Of Place and Time (2)

As well as whirling our minds to the other side of the world, the click of a key on Google can help us look back in time. It’s not that we should compose historical poems, but that we have the learning resources to expand our writing through allusion. To illustrate, consider Robert Finch’s poem “Morning Glory”. He begins by describing the blossoms:
          …their twirled crepe-paper
          pop open into cornets
          at the first tug of sun, they are faces then,
          with one large mouth or one large eye
          with insets.

However, what might have been simple description of a particular morning glory is taken further as Finch compares a different flower of another age:

          As the Old Dutch
          bizarre and bijbloemen tulips
          were marked that were so in vogue
          in the 17th century.
          Indeed, in 1830, a single seed
          from Japan’s rarest strains was a luxury
          far outreaching gold …
How refreshing to feel the mind leap temporal boundaries in one poem.
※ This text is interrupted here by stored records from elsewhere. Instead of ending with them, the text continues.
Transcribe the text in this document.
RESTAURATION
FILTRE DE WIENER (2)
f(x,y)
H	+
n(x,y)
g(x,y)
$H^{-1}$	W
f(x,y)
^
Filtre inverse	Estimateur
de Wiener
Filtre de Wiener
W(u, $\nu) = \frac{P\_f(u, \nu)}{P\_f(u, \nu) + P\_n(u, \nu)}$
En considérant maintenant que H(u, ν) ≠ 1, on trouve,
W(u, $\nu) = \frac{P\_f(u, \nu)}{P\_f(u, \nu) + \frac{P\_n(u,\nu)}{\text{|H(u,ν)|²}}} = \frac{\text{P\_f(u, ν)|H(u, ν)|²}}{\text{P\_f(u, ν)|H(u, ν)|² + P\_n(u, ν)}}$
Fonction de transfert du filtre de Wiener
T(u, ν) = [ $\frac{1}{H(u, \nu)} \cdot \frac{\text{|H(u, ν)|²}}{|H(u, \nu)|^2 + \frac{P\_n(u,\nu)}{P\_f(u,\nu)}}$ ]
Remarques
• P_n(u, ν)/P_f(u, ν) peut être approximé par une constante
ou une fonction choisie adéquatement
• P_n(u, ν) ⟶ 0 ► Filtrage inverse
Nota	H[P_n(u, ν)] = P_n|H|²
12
Finch’s historical reference pushes past simple aesthetic admiration. There is more involved than “frosted lips / around a tongue or zones of eye-white / glassing a moonstone pupil.” This morning glory, enriched by a link to the past, reminds that we are not prisoners of digital time, but have a history behind us also. Yet how many current Canadian poems reach back to such connections?

We do use myth, the oldest form of history, on occasion, but perhaps somewhat self-consciously, as though setting the picnic blanket with borrowed antique silver. Instead, why couldn’t we pick up threads from the past as part of our human inheritance, then sew the threads into our work to make a new and stronger fabric? Imagine a poem on a contemporary subject that slips its needle in and out of time.